INDIANAPOLIS (WISH) — Just before midnight on Friday in Indianapolis, a man and a woman were shot while sitting in a car. The man didn’t survive.
The shooting is the city’s 200th homicide this year.
“We are at pretty high numbers. It is not unique to Indianapolis — I think the nation is seeing an increase in homicides, and we are definitely seeing it here in Indianapolis,” said Major Kerry Buckner of IMPD.
For Indy, 2021 was violent from the very beginning.
On a cold January morning, four adults and an unborn child were murdered inside of their east side home.
In March, a 7-year-old girl along with three of her adult relatives were murdered after an argument.
In April, a mass shooting at a FedEx facility near the airport took the lives of eight people, and the suspect took his own life before police arrived.
In July — the most violent month of the year — 32 people were murdered.
Rev. Charles Harrison of the Ten Point Coalition has been on the frontlines of violence reduction in Indy for more than two decades.
“I am shocked by where we are. I never thought we would be at 200 homicides. When you go back to 2012, we would panic when we got above 100 homicides,” said Harrison.
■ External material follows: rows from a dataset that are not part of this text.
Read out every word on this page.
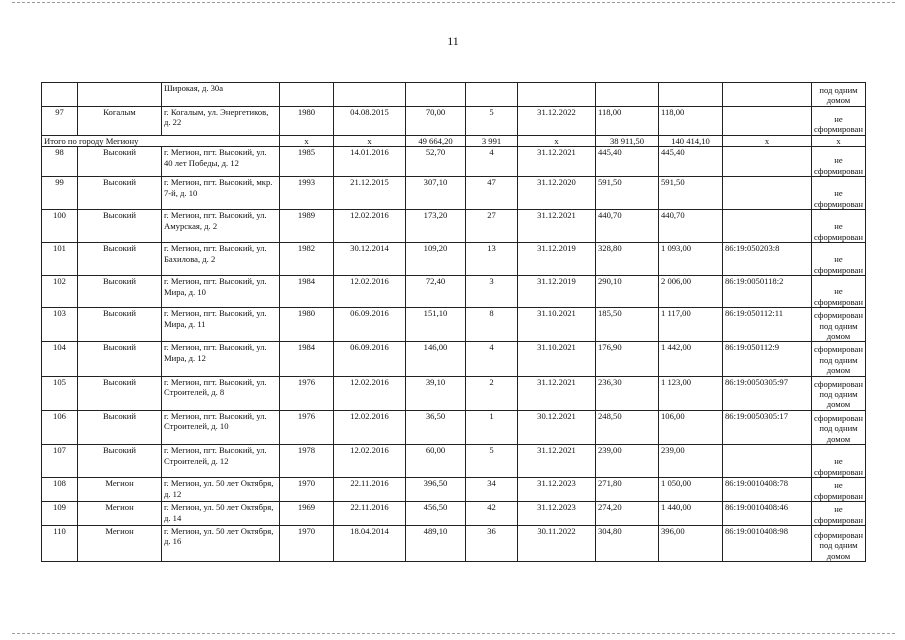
11
		Широкая, д. 30а									под одним домом
97	Когалым	г. Когалым, ул. Энергетиков, д. 22	1980	04.08.2015	70,00	5	31.12.2022	118,00	118,00		не сформирован
Итого по городу Мегиону			х	х	49 664,20	3 991	х	38 911,50	140 414,10	х	х
98	Высокий	г. Мегион, пгт. Высокий, ул. 40 лет Победы, д. 12	1985	14.01.2016	52,70	4	31.12.2021	445,40	445,40		не сформирован
99	Высокий	г. Мегион, пгт. Высокий, мкр. 7-й, д. 10	1993	21.12.2015	307,10	47	31.12.2020	591,50	591,50		не сформирован
100	Высокий	г. Мегион, пгт. Высокий, ул. Амурская, д. 2	1989	12.02.2016	173,20	27	31.12.2021	440,70	440,70		не сформирован
101	Высокий	г. Мегион, пгт. Высокий, ул. Бахилова, д. 2	1982	30.12.2014	109,20	13	31.12.2019	328,80	1 093,00	86:19:050203:8	не сформирован
102	Высокий	г. Мегион, пгт. Высокий, ул. Мира, д. 10	1984	12.02.2016	72,40	3	31.12.2019	290,10	2 006,00	86:19:0050118:2	не сформирован
103	Высокий	г. Мегион, пгт. Высокий, ул. Мира, д. 11	1980	06.09.2016	151,10	8	31.10.2021	185,50	1 117,00	86:19:050112:11	сформирован под одним домом
104	Высокий	г. Мегион, пгт. Высокий, ул. Мира, д. 12	1984	06.09.2016	146,00	4	31.10.2021	176,90	1 442,00	86:19:050112:9	сформирован под одним домом
105	Высокий	г. Мегион, пгт. Высокий, ул. Строителей, д. 8	1976	12.02.2016	39,10	2	31.12.2021	236,30	1 123,00	86:19:0050305:97	сформирован под одним домом
106	Высокий	г. Мегион, пгт. Высокий, ул. Строителей, д. 10	1976	12.02.2016	36,50	1	30.12.2021	248,50	106,00	86:19:0050305:17	сформирован под одним домом
107	Высокий	г. Мегион, пгт. Высокий, ул. Строителей, д. 12	1978	12.02.2016	60,00	5	31.12.2021	239,00	239,00		не сформирован
108	Мегион	г. Мегион, ул. 50 лет Октября, д. 12	1970	22.11.2016	396,50	34	31.12.2023	271,80	1 050,00	86:19:0010408:78	не сформирован
109	Мегион	г. Мегион, ул. 50 лет Октября, д. 14	1969	22.11.2016	456,50	42	31.12.2023	274,20	1 440,00	86:19:0010408:46	не сформирован
110	Мегион	г. Мегион, ул. 50 лет Октября, д. 16	1970	18.04.2014	489,10	36	30.11.2022	304,80	396,00	86:19:0010408:98	сформирован под одним домом
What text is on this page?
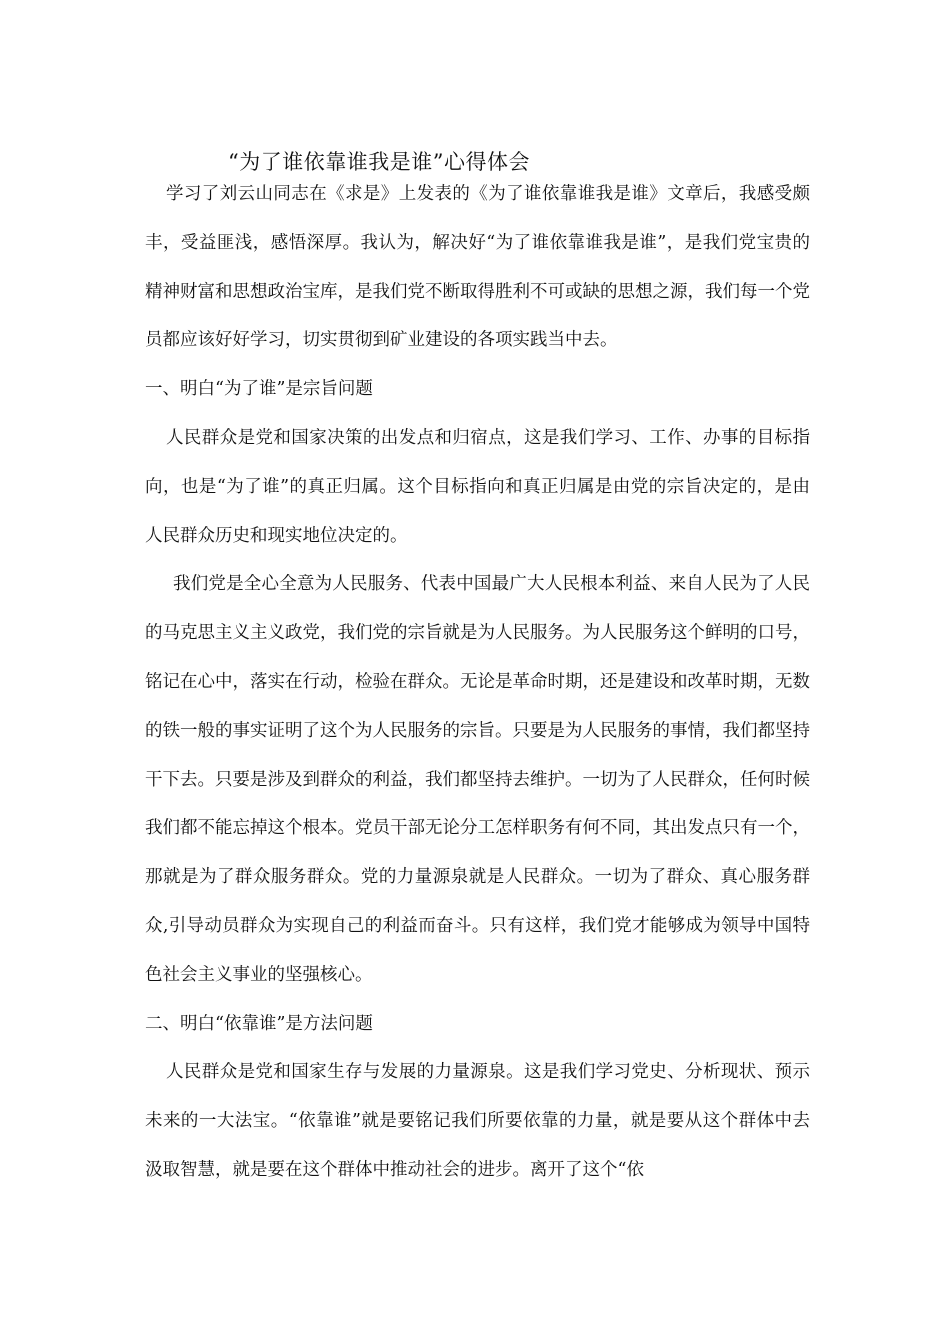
“为了谁依靠谁我是谁”心得体会

学习了刘云山同志在《求是》上发表的《为了谁依靠谁我是谁》文章后，我感受颇丰，受益匪浅，感悟深厚。我认为，解决好“为了谁依靠谁我是谁”，是我们党宝贵的精神财富和思想政治宝库，是我们党不断取得胜利不可或缺的思想之源，我们每一个党员都应该好好学习，切实贯彻到矿业建设的各项实践当中去。

一、明白“为了谁”是宗旨问题

人民群众是党和国家决策的出发点和归宿点，这是我们学习、工作、办事的目标指向，也是“为了谁”的真正归属。这个目标指向和真正归属是由党的宗旨决定的，是由人民群众历史和现实地位决定的。

我们党是全心全意为人民服务、代表中国最广大人民根本利益、来自人民为了人民的马克思主义主义政党，我们党的宗旨就是为人民服务。为人民服务这个鲜明的口号，铭记在心中，落实在行动，检验在群众。无论是革命时期，还是建设和改革时期，无数的铁一般的事实证明了这个为人民服务的宗旨。只要是为人民服务的事情，我们都坚持干下去。只要是涉及到群众的利益，我们都坚持去维护。一切为了人民群众，任何时候我们都不能忘掉这个根本。党员干部无论分工怎样职务有何不同，其出发点只有一个，那就是为了群众服务群众。党的力量源泉就是人民群众。一切为了群众、真心服务群众,引导动员群众为实现自己的利益而奋斗。只有这样，我们党才能够成为领导中国特色社会主义事业的坚强核心。

二、明白“依靠谁”是方法问题

人民群众是党和国家生存与发展的力量源泉。这是我们学习党史、分析现状、预示未来的一大法宝。“依靠谁”就是要铭记我们所要依靠的力量，就是要从这个群体中去汲取智慧，就是要在这个群体中推动社会的进步。离开了这个“依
Harrison says there are a couple of violence prevention issues that the city has neglected, number one being the bottom-up approach to violence prevention that focuses on the unique problems of individual neighborhoods.
Harrison says the city has also neglected the revolving door of the justice system.
“Twenty years ago, (we didn’t have) people that were repeat violent offenders being arrested and then right back out on the street,” said Harrison.
Harrison says the city’s violence escalated in 2012 — that’s the last year Indy had under 100 homicides. And it’s the same year the City-County Council shifted the millions of crime prevention dollars from crime intervention programs to solving the root causes of violence. The shift in strategy has failed, Harrison says.
“If you are going to have a high number of shootings and stabbings, you are going to have a high number of homicides — and we have to bring that down. I mean, today we are at 200 homicides and I think we are at 1089 people that have been shot or stabbed just this year, which includes the homicides numbers, and I think that is stunning.” said Harrison.
He says the violence is a problem to which the entire city needs to respond. If the city continues on this path, Harrison believes Indy will see 300 homicides in a year within the next few years.